L’histoire nous a donné raison. Depuis 2008, le traité rejeté en 2005 s’applique. Il s’applique sous un autre nom, le traité de Lisbonne, mais il s’applique. Et tout prouve que nous avions raison de pointer le danger de ce qu’il contient. On nous promettait le chaos si on rejetait le traité. On nous a imposé le traité. Et on a le chaos ! L’indépendance de la Banque centrale européenne, le dogme de l’interdiction des déficits et de la « stabilité de la monnaie », l’interdiction de l’harmonisation fiscale et sociale… Tout cela a créé les conditions de la crise actuelle et de son aggravation.

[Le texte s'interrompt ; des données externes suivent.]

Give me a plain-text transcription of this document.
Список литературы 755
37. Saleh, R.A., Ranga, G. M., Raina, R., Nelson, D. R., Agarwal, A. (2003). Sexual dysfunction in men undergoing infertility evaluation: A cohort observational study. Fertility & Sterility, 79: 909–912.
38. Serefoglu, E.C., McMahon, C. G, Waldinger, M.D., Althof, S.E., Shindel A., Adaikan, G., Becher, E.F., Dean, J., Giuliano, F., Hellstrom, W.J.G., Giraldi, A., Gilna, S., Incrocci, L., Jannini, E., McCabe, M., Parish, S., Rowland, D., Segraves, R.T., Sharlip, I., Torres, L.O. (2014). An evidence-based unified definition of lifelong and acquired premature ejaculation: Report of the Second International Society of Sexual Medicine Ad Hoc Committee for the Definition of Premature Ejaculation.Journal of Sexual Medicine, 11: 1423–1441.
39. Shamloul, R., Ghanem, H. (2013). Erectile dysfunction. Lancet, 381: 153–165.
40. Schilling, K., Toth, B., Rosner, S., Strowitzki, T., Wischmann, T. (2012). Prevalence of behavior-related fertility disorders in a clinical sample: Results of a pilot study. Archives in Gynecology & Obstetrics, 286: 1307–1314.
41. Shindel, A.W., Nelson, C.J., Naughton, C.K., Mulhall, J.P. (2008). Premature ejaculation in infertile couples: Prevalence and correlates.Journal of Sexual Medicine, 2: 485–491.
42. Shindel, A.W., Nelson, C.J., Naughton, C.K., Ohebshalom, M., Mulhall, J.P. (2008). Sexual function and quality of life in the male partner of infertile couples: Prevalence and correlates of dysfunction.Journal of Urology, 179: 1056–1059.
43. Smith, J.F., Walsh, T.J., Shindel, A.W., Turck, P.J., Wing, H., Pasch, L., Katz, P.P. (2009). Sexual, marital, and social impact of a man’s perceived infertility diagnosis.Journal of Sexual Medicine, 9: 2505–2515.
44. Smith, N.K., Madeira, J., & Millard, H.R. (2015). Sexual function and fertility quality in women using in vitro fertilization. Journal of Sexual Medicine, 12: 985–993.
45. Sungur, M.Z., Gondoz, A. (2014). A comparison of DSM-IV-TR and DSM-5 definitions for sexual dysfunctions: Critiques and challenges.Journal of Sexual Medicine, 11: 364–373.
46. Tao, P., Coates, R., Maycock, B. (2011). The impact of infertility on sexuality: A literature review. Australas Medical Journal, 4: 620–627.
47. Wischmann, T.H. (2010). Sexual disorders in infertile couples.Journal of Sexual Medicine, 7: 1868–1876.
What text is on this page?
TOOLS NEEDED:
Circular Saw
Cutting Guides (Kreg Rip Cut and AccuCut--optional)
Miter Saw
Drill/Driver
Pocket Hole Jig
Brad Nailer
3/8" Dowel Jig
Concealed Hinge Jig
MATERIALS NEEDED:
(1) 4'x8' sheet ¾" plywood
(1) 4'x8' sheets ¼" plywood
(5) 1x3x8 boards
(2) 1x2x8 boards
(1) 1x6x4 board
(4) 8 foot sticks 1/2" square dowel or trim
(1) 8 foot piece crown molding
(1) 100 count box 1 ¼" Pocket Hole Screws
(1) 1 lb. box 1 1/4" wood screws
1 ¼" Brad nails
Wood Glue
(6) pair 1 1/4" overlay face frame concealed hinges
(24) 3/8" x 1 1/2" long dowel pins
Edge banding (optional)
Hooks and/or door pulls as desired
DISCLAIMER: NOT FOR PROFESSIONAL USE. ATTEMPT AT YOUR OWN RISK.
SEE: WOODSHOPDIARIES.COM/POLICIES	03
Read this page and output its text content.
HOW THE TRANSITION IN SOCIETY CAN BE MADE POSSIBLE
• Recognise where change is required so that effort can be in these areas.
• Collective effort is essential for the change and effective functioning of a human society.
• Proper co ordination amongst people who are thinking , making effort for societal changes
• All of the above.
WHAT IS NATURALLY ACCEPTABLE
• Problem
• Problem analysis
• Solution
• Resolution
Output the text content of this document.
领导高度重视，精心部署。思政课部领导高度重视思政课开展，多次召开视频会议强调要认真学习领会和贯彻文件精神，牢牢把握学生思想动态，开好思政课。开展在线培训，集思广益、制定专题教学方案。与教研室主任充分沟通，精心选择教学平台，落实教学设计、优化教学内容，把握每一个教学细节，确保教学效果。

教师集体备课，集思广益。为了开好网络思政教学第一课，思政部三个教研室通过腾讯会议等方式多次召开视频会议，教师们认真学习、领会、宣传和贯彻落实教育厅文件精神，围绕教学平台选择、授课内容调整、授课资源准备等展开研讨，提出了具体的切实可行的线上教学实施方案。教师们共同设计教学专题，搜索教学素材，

Depuis 2005, l’Union européenne est illégitime en France. Elle y est présente, mais sans le consentement populaire qui fonde la légitimité. Aucun des deux traités européens actuels n’a été soumis à référendum : ni le traité de Lisbonne de 2008 ni le traité budgétaire de 2012. Le peuple français ne les a jamais acceptés. On peut même affirmer avec quasi-certitude qu’il les aurait rejetés si on lui avait posé la question. Le traité de Lisbonne a été imposé en 2008 par Nicolas Sarkozy et Angela Merkel. Il reprend mot pour mot les dispositions rejetées en 2005. C’est le rédacteur du traité de 2005 Valéry Giscard d’Estaing qui l’a dit lui-même. En 2008, Nicolas Sarkozy n’a pu imposer ce traité que grâce à François Hollande. En effet, c’est l’abstention d’une majorité de parlementaire PS qui a permis à Sarkozy de faire adopter le traité sans référendum. Si les parlementaires PS avaient voté contre la révision constitutionnelle au congrès du Parlement le 4 février 2008, Nicolas Sarkozy n’aurait pas eu la majorité nécessaire. Il aurait été alors obligé d’organiser un référendum pour pouvoir faire ratifier le traité. J’avais raconté tout cela en détail sur ce blog à l’époque. La forfaiture de Sarkozy n’a été possible que grâce à la complicité de François Hollande. Le même Hollande qui n’a pas renégocié le traité budgétaire en 2012, contrairement à sa promesse. Le même Hollande qui a imposé ensuite le traité budgétaire sans référendum.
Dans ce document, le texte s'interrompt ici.